Did Elon Musk authorize payments to Wisconsin voters for voting in recent elections?
Executive summary
Elon Musk and affiliated groups publicly offered and in some cases paid money to Wisconsin voters surrounding the 2025 state Supreme Court race: his PAC offered $100 to sign a petition and Musk later handed out two $1 million checks at a Green Bay rally after the Wisconsin Supreme Court declined to block the event [1] [2] [3]. State Democrats and the Wisconsin attorney general argued the offers violated state law prohibiting anything of value to induce voting; Musk’s lawyers and his PAC framed the payments as protected political speech and grassroots organizing [4] [5].
1. What happened: staged giveaways at a rally
Elon Musk announced and his political groups ran several incentive programs aimed at Wisconsin voters: a $100 offer tied to signing a petition opposing “activist judges,” a broader lottery-style giveaway the PAC ran during the 2024 campaign, and Musk’s public presentation of two $1 million checks to voters at a Green Bay rally on March 30, 2025 — an event that went ahead after the Wisconsin Supreme Court declined an emergency request to stop it [1] [6] [3] [2].
2. Legal fight and the state’s response
Wisconsin’s Democratic attorney general sued to block Musk’s planned handouts, arguing state law “prohibits offering anything of value to induce anyone to vote,” and asked courts to stop the event; two lower courts rejected the challenge and the state Supreme Court declined to intervene on short notice, allowing the handouts to proceed [5] [4] [7].
3. Musk’s defence: speech and grassroots organising
Musk’s attorneys and his political action committees characterized the payments not as direct vote-buying but as political speech intended to build a grassroots movement against judicial “activism.” In filings they argued refusing the payments would curtail First Amendment rights and that the payments were meant to generate opposition to activist judges rather than explicitly urge votes for a particular candidate [5] [7].
4. Who received the money — political context matters
Reporting identifies at least one early $1 million recipient as a Green Bay man with prior donations to the Wisconsin GOP and the conservative candidate in the court race; at the rally Musk declared two recipients spokespeople for his political group [8] [3] [9]. That political alignment sharpened claims from Democrats that the payments were intended to influence the race and not neutral civic engagement [6].
5. Precedents and parallel litigation
Musk’s PAC used a similar tactic in 2024 — a lottery-like offer of $1 million a day in several battleground states — which triggered legal challenges elsewhere (Philadelphia’s district attorney sued in Pennsylvania), with some courts allowing the programs to continue and others scrutinizing them under state law [1] [6]. Legal scholars noted the Wisconsin episode echoed unresolved questions from those earlier efforts [4].

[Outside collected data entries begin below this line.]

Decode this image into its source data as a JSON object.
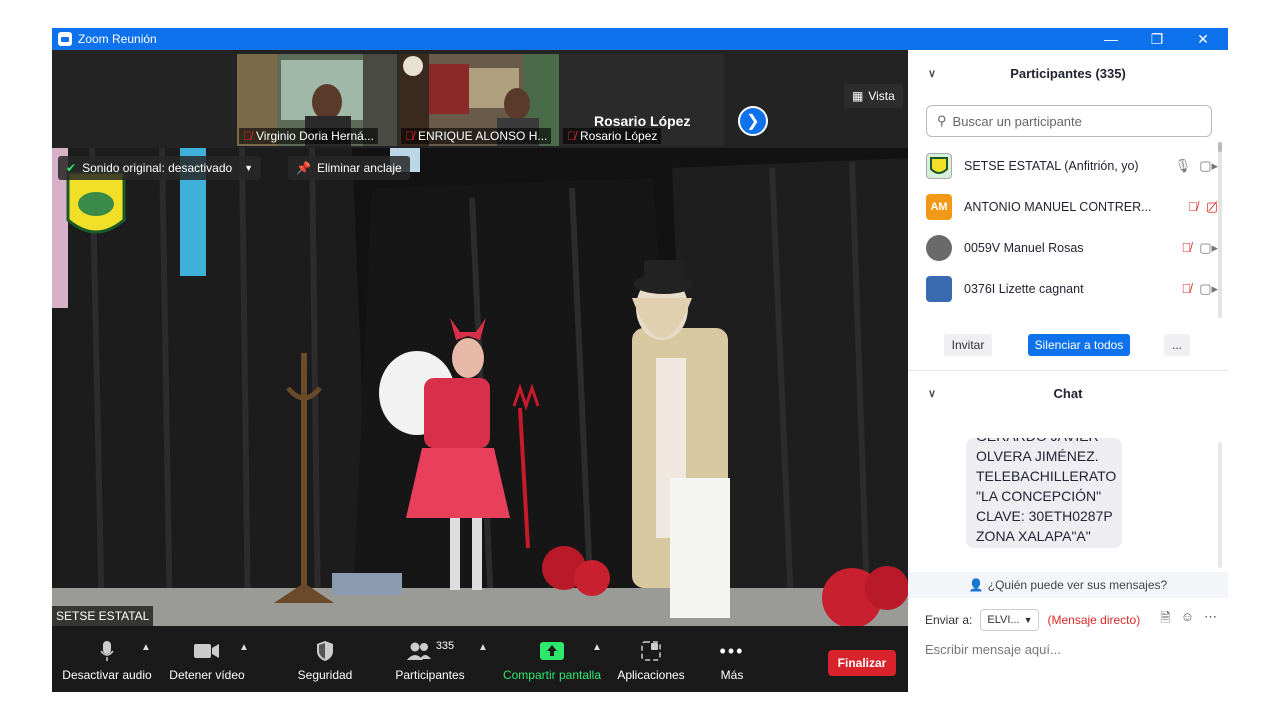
{
  "window": {
    "title": "Zoom Reunión"
  },
  "gallery": {
    "tiles": [
      {
        "name": "Virginio Doria Herná..."
      },
      {
        "name": "ENRIQUE ALONSO H..."
      },
      {
        "name": "Rosario López"
      }
    ],
    "active_speaker": "Rosario López",
    "view_label": "Vista"
  },
  "video": {
    "original_sound": "Sonido original: desactivado",
    "unpin": "Eliminar anclaje",
    "speaker_label": "SETSE ESTATAL"
  },
  "toolbar": {
    "mute": "Desactivar audio",
    "video": "Detener vídeo",
    "security": "Seguridad",
    "participants": "Participantes",
    "participants_count": "335",
    "share": "Compartir pantalla",
    "apps": "Aplicaciones",
    "more": "Más",
    "end": "Finalizar",
    "share_color": "#2ee86d",
    "end_color": "#d8232a"
  },
  "participants_panel": {
    "title": "Participantes (335)",
    "search_placeholder": "Buscar un participante",
    "rows": [
      {
        "name": "SETSE ESTATAL (Anfitrión, yo)",
        "mic": "on",
        "cam": "on"
      },
      {
        "initials": "AM",
        "name": "ANTONIO MANUEL CONTRER...",
        "mic": "off",
        "cam": "off"
      },
      {
        "name": "0059V Manuel Rosas",
        "mic": "off",
        "cam": "on"
      },
      {
        "name": "0376I Lizette cagnant",
        "mic": "off",
        "cam": "on"
      }
    ],
    "invite": "Invitar",
    "mute_all": "Silenciar a todos",
    "more": "..."
  },
  "chat": {
    "title": "Chat",
    "message_lines": [
      "GERARDO JAVIER",
      "OLVERA JIMÉNEZ.",
      "TELEBACHILLERATO",
      "\"LA CONCEPCIÓN\"",
      "CLAVE: 30ETH0287P",
      "ZONA XALAPA\"A\""
    ],
    "who_can_see": "¿Quién puede ver sus mensajes?",
    "send_to_label": "Enviar a:",
    "send_to_value": "ELVI...",
    "direct": "(Mensaje directo)",
    "composer_placeholder": "Escribir mensaje aquí..."
  }
}
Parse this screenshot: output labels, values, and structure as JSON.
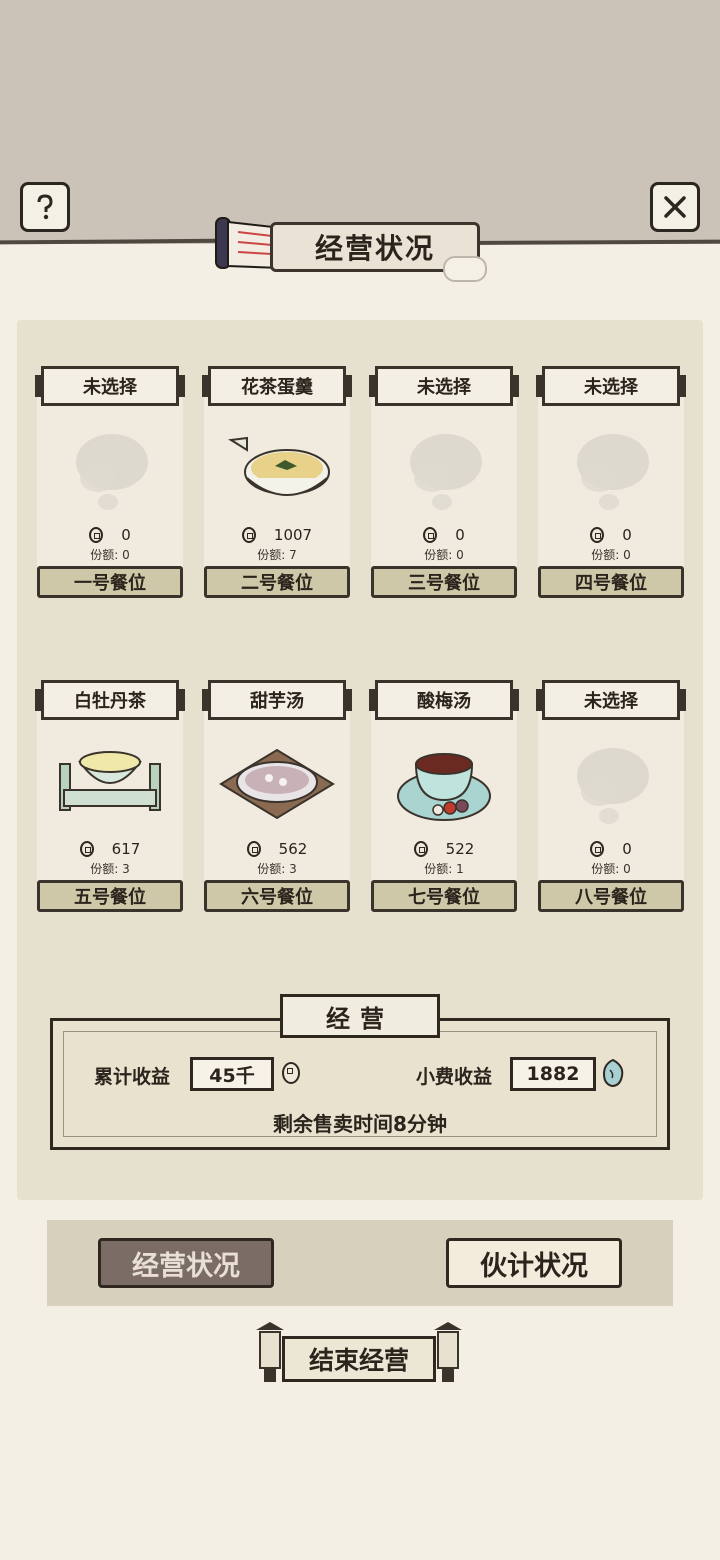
{
  "header": {
    "title": "经营状况"
  },
  "slots": [
    {
      "dish": "未选择",
      "price": "0",
      "share": "份额: 0",
      "label": "一号餐位",
      "icon": "empty-smoke"
    },
    {
      "dish": "花茶蛋羹",
      "price": "1007",
      "share": "份额: 7",
      "label": "二号餐位",
      "icon": "egg-custard-bowl"
    },
    {
      "dish": "未选择",
      "price": "0",
      "share": "份额: 0",
      "label": "三号餐位",
      "icon": "empty-smoke"
    },
    {
      "dish": "未选择",
      "price": "0",
      "share": "份额: 0",
      "label": "四号餐位",
      "icon": "empty-smoke"
    },
    {
      "dish": "白牡丹茶",
      "price": "617",
      "share": "份额: 3",
      "label": "五号餐位",
      "icon": "tea-cup-tray"
    },
    {
      "dish": "甜芋汤",
      "price": "562",
      "share": "份额: 3",
      "label": "六号餐位",
      "icon": "taro-soup-plate"
    },
    {
      "dish": "酸梅汤",
      "price": "522",
      "share": "份额: 1",
      "label": "七号餐位",
      "icon": "plum-soup-cup"
    },
    {
      "dish": "未选择",
      "price": "0",
      "share": "份额: 0",
      "label": "八号餐位",
      "icon": "empty-smoke"
    }
  ],
  "business": {
    "title": "经营",
    "total_label": "累计收益",
    "total_value": "45千",
    "tip_label": "小费收益",
    "tip_value": "1882",
    "remaining": "剩余售卖时间8分钟"
  },
  "tabs": {
    "ops": "经营状况",
    "staff": "伙计状况"
  },
  "end_button": "结束经营",
  "colors": {
    "background": "#f3efe5",
    "top_band": "#cbc2b8",
    "panel": "#e6e0cf",
    "active_tab": "#7b6c66"
  }
}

6. Political implications and partisan reactions
Democratic officials called Musk’s actions corrupt or possibly criminal under state bribery statutes; Republican-aligned groups and Musk allies described the move as political speech and effective turnout strategy. Observers linked Musk’s spending and involvement to a broader nationalization of the state race and to his support for conservative candidates, magnifying the stakes in a contest seen as a test of influence in a pivotal battleground [10] [11] [6].

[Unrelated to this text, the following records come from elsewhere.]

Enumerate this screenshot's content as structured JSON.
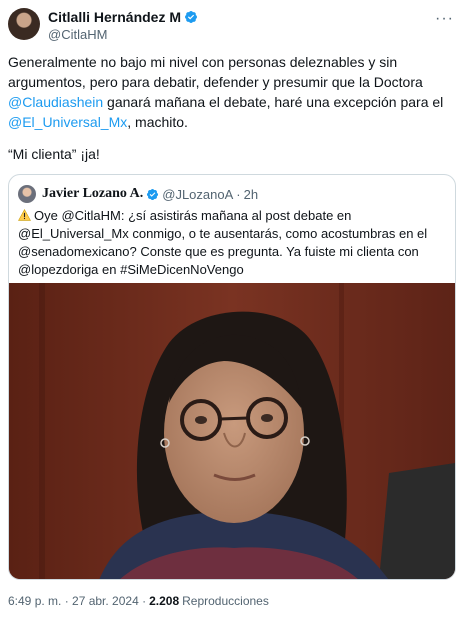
{
  "author": {
    "name": "Citlalli Hernández M",
    "handle": "@CitlaHM"
  },
  "tweet": {
    "text_part1": "Generalmente no bajo mi nivel  con personas deleznables y sin argumentos, pero para debatir, defender y presumir que la Doctora ",
    "mention1": "@Claudiashein",
    "text_part2": " ganará mañana el debate, haré una excepción para el ",
    "mention2": "@El_Universal_Mx",
    "text_part3": ", machito.",
    "line2": "“Mi clienta” ¡ja!"
  },
  "quoted": {
    "name": "Javier Lozano A.",
    "handle": "@JLozanoA",
    "separator": "·",
    "time": "2h",
    "text": "Oye @CitlaHM: ¿sí asistirás mañana al post debate en @El_Universal_Mx conmigo, o te ausentarás, como acostumbras en el @senadomexicano? Conste que es pregunta. Ya fuiste mi clienta con @lopezdoriga en #SiMeDicenNoVengo"
  },
  "footer": {
    "time": "6:49 p. m. · 27 abr. 2024 ·",
    "views_count": "2.208",
    "views_label": "Reproducciones"
  },
  "colors": {
    "link": "#1d9bf0",
    "verified": "#1d9bf0",
    "secondary_text": "#536471"
  },
  "icons": {
    "more": "more-icon",
    "verified": "verified-badge-icon",
    "warning": "warning-icon"
  }
}
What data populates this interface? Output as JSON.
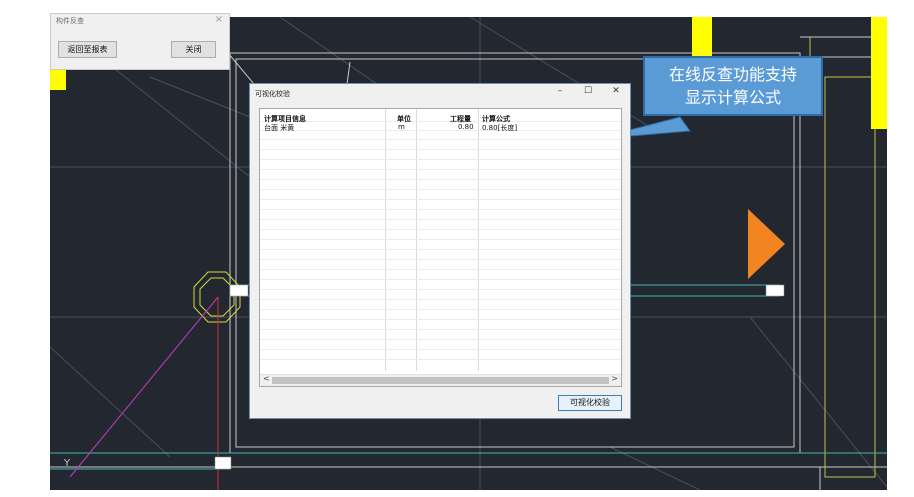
{
  "reverse_lookup_window": {
    "title": "构件反查",
    "close_glyph": "×",
    "back_to_report_label": "返回至报表",
    "close_label": "关闭"
  },
  "visual_check_dialog": {
    "title": "可视化校验",
    "minimize_glyph": "–",
    "maximize_glyph": "☐",
    "close_glyph": "✕",
    "columns": [
      "计算项目信息",
      "单位",
      "工程量",
      "计算公式"
    ],
    "rows": [
      {
        "item": "台面 米黄",
        "unit": "m",
        "quantity": "0.80",
        "formula": "0.80[长度]"
      }
    ],
    "scroll_left": "<",
    "scroll_right": ">",
    "check_button_label": "可视化校验"
  },
  "callout": {
    "line1": "在线反查功能支持",
    "line2": "显示计算公式"
  },
  "cad_labels": {
    "y_axis": "Y"
  },
  "colors": {
    "cad_background": "#232830",
    "callout_fill": "#5b9bd5",
    "marker_orange": "#f28522",
    "highlight_yellow": "#ffff00"
  }
}
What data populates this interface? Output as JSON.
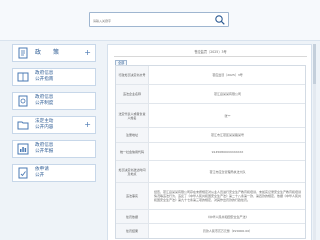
{
  "search": {
    "placeholder": "请输入关键字",
    "button_icon": "search-icon"
  },
  "sidebar": {
    "items": [
      {
        "label": "政　策",
        "icon": "doc-icon",
        "expandable": true
      },
      {
        "label": "政府信息\n公开指南",
        "icon": "guide-icon",
        "expandable": false
      },
      {
        "label": "政府信息\n公开制度",
        "icon": "rules-icon",
        "expandable": false
      },
      {
        "label": "法定主动\n公开内容",
        "icon": "folder-icon",
        "expandable": true
      },
      {
        "label": "政府信息\n公开年报",
        "icon": "report-icon",
        "expandable": false
      },
      {
        "label": "依申请\n公开",
        "icon": "apply-icon",
        "expandable": false
      }
    ],
    "plus_glyph": "+"
  },
  "document": {
    "title": "苍应监罚〔2025〕3号",
    "tag": "全部",
    "rows": [
      {
        "label": "行政处罚决定书文号",
        "value": "苍应监罚〔2025〕3号"
      },
      {
        "label": "违法企业名称",
        "value": "苍江县某某有限公司"
      },
      {
        "label": "法定代表人或者负责人姓名",
        "value": "张**"
      },
      {
        "label": "注册地址",
        "value": "苍江市江苍区某某路某号"
      },
      {
        "label": "统一社会信用代码",
        "value": "91450800XXXXXXXX"
      },
      {
        "label": "处罚决定书送达时间及地点",
        "value": "苍江市应急管理局执法大队"
      },
      {
        "label": "违法事实",
        "value": "经查，苍江县某某有限公司存在未按规定对从业人员进行安全生产教育和培训，未如实记录安全生产教育和培训情况等违法行为，违反了《中华人民共和国安全生产法》第二十八条第一款、第四款的规定，依据《中华人民共和国安全生产法》第九十七条第三项的规定，对其作出罚款的行政处罚。"
      },
      {
        "label": "处罚依据",
        "value": "《中华人民共和国安全生产法》"
      },
      {
        "label": "处罚结果",
        "value": "罚款人民币贰万元整（¥20000.00）"
      }
    ]
  },
  "colors": {
    "accent": "#2b5a93",
    "border": "#c7d7e9",
    "page_bg": "#eef3f8"
  }
}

7. What the sources confirm and what they do not
Available reporting confirms Musk personally handed out $1 million checks to two voters and that his PAC offered $100 petition payments, and that Wisconsin’s attorney general sued to block the handouts [3] [1] [5]. Available sources do not mention any final criminal charges or convictions arising from these specific giveaways; they also do not provide a definitive legal ruling that the payments were or were not illegal beyond the temporary procedural rulings that allowed the event to proceed [4] [5].

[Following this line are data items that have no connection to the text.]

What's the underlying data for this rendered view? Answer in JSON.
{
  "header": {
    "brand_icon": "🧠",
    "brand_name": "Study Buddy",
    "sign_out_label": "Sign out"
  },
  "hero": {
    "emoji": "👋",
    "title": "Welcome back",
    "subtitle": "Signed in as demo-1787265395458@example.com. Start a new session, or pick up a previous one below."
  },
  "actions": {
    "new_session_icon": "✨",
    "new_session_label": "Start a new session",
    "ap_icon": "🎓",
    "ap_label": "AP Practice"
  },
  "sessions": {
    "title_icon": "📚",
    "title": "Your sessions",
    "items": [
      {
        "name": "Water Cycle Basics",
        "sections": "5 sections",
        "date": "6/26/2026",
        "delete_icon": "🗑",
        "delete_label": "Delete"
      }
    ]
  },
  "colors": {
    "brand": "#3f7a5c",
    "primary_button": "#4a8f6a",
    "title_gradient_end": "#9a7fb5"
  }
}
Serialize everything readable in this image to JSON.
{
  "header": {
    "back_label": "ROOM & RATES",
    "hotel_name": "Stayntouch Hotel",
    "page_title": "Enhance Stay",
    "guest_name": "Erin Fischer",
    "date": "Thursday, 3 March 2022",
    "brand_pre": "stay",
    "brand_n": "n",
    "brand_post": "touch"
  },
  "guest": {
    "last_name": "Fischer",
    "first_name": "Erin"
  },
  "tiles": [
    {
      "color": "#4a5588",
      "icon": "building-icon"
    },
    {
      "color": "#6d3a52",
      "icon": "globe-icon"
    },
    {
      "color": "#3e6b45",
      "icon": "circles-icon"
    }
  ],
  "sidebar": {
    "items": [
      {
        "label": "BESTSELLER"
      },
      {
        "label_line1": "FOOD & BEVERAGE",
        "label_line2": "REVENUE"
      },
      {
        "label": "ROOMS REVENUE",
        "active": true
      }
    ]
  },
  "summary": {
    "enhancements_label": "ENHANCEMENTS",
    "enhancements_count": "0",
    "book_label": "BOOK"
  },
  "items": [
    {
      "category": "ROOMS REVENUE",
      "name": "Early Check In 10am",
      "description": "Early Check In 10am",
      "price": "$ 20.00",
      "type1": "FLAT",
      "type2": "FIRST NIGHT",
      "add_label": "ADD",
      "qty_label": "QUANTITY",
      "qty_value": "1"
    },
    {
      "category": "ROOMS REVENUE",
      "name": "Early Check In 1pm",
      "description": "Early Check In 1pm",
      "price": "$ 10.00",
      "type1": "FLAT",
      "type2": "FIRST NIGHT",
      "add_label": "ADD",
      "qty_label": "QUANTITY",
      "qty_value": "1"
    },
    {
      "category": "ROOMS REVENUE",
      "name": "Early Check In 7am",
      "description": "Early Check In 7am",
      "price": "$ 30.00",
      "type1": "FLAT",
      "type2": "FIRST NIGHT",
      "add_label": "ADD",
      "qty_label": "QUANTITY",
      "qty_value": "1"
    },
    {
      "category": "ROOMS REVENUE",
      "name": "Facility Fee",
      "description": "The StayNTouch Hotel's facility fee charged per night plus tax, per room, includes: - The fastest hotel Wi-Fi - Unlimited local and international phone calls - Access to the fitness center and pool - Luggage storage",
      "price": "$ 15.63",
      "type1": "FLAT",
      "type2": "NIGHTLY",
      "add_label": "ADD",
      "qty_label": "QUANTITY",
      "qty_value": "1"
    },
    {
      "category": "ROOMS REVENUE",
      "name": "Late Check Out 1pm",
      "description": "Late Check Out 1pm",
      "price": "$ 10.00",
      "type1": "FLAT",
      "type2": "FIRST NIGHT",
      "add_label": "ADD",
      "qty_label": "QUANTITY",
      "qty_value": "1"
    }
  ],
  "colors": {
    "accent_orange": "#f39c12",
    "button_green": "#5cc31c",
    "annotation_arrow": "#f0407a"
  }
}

8. Bottom line for readers
The factual record in major outlets shows Musk authorised and executed monetary offers to Wisconsin voters through his PAC and personally handed out large checks after courts declined emergency relief [2] [3] [1]. Whether those actions violate Wisconsin election law remains contested in public filings and partisan statements; Musk frames them as constitutionally protected political speech, while state Democrats and legal authorities argue they amount to prohibited inducements to vote [5] [4].